In fact, many medical professionals told reporters that many human diseases, especially chronic diseases, can be described as "know it, but I do not know why," for its causes, the course of disease is unknown". And the explorer, after greatly reducing the radiation measurement, can do a large sample of healthy people, trying to "crack" the cause of the disease.

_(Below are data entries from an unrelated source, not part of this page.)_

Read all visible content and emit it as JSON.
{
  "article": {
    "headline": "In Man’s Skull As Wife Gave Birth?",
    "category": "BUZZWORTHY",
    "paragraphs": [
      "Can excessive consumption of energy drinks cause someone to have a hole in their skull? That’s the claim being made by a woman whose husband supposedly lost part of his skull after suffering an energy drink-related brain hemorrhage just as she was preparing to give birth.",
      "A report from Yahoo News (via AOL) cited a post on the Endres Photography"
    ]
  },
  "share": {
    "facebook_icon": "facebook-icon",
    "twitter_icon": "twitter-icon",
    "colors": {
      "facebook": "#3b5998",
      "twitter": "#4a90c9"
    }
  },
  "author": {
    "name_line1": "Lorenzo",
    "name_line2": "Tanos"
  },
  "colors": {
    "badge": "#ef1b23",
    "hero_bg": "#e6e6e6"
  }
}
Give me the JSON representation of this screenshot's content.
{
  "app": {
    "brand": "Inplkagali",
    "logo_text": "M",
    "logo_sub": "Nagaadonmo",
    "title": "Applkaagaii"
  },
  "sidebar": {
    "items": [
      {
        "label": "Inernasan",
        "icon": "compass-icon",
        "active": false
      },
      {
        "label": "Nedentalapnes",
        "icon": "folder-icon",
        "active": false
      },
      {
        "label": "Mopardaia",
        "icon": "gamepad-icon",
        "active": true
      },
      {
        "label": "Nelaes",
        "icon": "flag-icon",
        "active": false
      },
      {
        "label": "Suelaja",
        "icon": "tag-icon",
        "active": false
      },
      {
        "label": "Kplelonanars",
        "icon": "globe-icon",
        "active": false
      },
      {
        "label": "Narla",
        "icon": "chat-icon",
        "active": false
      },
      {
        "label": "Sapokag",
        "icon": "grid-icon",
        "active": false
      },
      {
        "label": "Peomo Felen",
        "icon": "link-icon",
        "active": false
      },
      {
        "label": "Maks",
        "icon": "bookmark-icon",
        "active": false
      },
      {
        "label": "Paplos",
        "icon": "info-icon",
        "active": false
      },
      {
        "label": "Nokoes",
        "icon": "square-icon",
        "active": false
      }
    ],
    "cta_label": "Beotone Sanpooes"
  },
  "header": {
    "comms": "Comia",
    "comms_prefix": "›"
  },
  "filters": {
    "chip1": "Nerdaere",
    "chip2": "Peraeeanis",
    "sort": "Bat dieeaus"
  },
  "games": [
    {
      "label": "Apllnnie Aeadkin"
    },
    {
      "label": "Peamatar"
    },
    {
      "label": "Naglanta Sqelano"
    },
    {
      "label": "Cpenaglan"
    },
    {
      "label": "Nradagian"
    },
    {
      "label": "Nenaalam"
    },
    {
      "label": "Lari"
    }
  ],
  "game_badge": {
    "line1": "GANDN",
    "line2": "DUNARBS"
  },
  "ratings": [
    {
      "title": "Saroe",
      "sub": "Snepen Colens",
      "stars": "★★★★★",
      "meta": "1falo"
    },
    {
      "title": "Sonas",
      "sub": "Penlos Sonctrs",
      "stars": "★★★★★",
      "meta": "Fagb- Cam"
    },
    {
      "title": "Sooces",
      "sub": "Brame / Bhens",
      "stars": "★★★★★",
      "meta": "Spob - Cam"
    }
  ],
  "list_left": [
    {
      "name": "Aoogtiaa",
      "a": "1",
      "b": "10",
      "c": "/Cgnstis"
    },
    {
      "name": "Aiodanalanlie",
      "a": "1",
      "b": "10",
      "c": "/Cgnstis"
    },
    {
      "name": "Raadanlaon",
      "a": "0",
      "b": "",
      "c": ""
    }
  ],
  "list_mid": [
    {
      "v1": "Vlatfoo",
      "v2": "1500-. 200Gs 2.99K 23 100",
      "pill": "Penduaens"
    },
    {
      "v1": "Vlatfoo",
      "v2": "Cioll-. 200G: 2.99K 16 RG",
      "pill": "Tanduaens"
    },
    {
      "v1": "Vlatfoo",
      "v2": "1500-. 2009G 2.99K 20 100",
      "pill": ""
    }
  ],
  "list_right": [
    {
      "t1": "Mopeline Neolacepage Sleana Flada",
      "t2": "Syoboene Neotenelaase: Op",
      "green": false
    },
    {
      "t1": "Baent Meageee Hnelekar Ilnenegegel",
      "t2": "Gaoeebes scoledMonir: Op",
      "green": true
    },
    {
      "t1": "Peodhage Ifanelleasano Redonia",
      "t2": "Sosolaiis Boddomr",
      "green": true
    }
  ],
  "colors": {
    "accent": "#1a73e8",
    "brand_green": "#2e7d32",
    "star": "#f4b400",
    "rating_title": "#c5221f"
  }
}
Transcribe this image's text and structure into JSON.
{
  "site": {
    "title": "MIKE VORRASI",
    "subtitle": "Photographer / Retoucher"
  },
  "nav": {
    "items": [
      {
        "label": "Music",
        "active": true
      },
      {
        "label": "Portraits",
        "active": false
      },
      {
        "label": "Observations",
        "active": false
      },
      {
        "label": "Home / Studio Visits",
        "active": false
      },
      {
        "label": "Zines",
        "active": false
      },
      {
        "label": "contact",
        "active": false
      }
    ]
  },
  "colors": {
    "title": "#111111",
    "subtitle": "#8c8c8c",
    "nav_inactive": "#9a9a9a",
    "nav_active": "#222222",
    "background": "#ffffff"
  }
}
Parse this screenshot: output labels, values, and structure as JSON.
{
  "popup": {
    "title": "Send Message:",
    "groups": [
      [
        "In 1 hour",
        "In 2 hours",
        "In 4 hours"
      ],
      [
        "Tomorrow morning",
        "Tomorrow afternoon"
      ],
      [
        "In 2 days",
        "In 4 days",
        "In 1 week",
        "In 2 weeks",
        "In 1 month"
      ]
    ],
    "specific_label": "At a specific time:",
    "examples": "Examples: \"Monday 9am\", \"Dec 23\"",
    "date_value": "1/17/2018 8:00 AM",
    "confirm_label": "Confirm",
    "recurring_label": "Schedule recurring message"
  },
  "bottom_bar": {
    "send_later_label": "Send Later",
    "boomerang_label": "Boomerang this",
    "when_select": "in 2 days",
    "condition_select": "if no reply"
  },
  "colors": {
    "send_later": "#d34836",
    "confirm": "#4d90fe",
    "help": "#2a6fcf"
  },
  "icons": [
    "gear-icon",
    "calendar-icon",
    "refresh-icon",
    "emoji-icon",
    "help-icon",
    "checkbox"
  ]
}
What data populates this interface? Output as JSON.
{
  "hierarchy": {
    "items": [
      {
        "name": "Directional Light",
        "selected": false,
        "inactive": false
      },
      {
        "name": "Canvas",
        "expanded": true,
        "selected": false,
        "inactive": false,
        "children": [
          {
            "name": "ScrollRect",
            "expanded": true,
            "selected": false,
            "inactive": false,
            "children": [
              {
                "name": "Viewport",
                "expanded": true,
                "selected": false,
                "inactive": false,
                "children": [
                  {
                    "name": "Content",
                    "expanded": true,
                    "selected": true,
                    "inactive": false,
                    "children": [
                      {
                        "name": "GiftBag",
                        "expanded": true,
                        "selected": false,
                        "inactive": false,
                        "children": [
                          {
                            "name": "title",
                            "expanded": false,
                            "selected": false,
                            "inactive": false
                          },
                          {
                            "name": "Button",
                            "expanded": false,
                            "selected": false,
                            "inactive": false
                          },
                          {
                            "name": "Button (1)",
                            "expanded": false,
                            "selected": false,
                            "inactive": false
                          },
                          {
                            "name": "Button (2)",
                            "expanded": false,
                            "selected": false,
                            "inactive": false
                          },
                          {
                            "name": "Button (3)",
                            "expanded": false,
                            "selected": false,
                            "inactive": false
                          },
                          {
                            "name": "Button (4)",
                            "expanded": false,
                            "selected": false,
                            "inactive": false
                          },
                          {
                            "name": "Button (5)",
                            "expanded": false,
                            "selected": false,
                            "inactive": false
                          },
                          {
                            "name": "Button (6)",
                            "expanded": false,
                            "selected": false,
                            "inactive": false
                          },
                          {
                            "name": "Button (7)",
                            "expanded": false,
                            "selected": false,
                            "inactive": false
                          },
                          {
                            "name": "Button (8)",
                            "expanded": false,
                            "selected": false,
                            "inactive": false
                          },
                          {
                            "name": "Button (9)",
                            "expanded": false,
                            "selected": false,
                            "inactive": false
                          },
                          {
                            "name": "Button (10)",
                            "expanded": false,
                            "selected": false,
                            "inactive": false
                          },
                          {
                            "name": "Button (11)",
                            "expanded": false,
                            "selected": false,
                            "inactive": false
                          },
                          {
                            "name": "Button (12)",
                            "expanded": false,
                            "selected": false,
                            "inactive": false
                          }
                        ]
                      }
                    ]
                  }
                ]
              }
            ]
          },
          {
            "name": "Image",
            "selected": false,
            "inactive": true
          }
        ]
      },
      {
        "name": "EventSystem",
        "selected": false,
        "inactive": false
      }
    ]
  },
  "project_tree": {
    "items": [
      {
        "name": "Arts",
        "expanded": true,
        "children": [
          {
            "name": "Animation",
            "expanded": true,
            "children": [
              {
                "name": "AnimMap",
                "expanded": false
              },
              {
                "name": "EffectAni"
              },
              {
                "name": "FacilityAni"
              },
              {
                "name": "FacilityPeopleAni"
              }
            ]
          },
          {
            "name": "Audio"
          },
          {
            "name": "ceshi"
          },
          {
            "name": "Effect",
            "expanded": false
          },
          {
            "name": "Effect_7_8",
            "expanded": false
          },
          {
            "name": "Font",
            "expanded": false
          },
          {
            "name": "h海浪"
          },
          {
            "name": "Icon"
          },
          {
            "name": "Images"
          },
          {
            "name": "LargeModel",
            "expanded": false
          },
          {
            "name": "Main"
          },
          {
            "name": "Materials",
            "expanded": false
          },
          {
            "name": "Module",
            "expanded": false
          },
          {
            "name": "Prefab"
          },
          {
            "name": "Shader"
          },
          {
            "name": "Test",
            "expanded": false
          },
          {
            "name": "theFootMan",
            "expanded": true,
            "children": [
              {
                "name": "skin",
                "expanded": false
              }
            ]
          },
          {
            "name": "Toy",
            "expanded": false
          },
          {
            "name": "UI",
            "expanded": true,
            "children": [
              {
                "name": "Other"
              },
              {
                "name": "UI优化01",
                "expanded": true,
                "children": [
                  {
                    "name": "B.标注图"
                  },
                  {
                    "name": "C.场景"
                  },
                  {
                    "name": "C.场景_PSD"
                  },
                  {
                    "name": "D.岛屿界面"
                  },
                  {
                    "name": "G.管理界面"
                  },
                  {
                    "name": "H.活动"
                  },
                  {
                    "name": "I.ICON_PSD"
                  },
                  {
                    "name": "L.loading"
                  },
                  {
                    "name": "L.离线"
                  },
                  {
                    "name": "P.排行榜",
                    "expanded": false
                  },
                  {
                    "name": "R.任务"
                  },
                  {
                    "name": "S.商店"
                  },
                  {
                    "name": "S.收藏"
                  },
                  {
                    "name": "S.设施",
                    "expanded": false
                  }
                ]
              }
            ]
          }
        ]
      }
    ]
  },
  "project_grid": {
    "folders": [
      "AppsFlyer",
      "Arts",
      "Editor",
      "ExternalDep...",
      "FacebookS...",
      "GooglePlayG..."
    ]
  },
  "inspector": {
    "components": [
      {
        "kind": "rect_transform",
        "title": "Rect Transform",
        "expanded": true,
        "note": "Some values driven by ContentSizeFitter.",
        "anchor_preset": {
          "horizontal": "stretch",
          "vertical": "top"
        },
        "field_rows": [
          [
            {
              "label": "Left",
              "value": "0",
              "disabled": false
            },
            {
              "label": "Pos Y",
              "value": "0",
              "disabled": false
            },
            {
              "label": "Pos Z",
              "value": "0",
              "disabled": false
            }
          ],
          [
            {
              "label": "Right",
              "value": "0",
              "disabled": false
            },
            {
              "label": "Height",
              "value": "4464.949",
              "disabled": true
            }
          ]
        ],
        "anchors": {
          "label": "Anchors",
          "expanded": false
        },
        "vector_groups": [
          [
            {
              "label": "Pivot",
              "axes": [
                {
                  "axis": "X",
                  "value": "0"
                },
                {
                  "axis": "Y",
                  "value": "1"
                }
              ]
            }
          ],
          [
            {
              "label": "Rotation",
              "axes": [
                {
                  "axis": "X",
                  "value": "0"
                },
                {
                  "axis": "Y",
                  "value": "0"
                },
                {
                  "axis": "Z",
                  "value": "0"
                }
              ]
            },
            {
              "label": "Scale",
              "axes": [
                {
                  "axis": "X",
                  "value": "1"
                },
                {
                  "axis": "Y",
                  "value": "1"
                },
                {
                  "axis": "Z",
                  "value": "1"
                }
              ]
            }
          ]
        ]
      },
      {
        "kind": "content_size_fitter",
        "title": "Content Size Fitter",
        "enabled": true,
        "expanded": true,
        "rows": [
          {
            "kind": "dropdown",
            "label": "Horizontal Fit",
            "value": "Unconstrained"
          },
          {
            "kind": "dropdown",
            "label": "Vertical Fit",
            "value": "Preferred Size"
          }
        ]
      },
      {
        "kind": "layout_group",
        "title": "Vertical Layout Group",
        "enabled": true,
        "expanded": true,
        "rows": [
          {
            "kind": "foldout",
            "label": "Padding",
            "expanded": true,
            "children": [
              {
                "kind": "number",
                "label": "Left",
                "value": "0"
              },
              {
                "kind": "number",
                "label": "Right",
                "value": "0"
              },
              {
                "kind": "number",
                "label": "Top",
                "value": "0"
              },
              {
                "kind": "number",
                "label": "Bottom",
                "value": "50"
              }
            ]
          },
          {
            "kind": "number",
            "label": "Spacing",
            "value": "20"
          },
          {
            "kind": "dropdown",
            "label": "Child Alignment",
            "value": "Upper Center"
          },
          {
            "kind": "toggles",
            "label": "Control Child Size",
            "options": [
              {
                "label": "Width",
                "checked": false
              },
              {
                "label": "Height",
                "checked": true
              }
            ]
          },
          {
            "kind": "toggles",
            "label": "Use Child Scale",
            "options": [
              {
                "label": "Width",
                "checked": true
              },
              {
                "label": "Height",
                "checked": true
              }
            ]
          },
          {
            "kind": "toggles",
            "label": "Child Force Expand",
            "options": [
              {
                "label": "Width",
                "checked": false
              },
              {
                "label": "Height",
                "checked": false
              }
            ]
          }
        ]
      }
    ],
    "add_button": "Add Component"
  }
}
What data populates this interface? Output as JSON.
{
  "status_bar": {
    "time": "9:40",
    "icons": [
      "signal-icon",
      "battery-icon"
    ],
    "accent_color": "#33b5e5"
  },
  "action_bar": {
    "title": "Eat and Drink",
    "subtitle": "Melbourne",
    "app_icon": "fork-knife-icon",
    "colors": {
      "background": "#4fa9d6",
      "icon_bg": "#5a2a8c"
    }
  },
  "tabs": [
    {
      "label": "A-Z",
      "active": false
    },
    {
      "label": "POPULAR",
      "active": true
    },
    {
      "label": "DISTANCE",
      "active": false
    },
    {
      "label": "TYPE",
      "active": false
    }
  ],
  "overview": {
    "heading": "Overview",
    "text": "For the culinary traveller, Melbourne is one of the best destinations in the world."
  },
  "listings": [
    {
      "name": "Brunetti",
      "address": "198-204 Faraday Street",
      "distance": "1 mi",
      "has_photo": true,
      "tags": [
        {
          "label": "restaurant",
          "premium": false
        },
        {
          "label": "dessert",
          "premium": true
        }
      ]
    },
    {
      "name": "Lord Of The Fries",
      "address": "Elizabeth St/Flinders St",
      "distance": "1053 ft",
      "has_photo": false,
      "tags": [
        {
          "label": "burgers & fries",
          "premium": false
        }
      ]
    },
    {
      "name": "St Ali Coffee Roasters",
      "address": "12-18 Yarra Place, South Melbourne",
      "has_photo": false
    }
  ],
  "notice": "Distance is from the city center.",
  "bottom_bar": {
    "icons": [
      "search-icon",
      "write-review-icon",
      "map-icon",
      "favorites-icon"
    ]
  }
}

Another advantage of the explorer, said, is that it has a wider range of images and a higher resolution than traditional PET scanners. "This allows us to collect images faster, thus significantly reducing the blurring caused by the motion of the scanner during scanning."."
Another possible development of explorer is drug development, and researchers can use PET to monitor how drugs affect the organism. "Perhaps, in the future, pharmaceutical companies will be able to know the dose of a drug in the liver, in addition to knowing whether the drug has reached the tumor site.". So it can help us filter out better candidate drugs, thereby reducing the failure rate of clinical trials. Tangent representation.
"We can also do similar monitoring for medical treatments such as cell therapy. Specifically, it is the labeling of immune cells or stem cells, recording their activity in the body through PET scans, thereby monitoring the efficacy and prognosis." Cut said.
The future is expected to be in clinical practice within 3 years
Badawi also noted that "explorers" another application direction is toxicology. For example, he says, many nanoparticles enter the body through lipstick, sunscreen, etc., but we don't know how they affect the body. "Now, we can try to mark some nanoparticles with persistent tracers, and explorers will be able to track them under the premise of increased sensitivity, and the length of time is up to 1 months."
At the same time, because of the almost no risk of low doses of radiation, "explorers" can also be involved in basic studies of pregnant women and children, such as fetal brain development, child development disorders and so on.
Personally, it also hopes that this technique will be applied to the study of multisystem diseases. "The application of the Explorer will be very extensive," says Mr Li. "I believe that future doctors and researchers will use this technique in ways we have never even thought of, and that will be very exciting."." The research team is expected in the second half of 2018, the "Explorer" will be the first human experiments and clinical trials in FDA (U.S. Food and Drug Administration) approval, hoping to enter the clinical team in 3 years.
The distance from the laboratory to the application is not short. One of the big problems facing the research team is that the Explorer will cost 5 - 6 times as much as an existing scanner. Another challenge is that, based on the high precision of explorer, in order to process large amounts of data, they still need to improve and develop new programs to achieve all of their functions.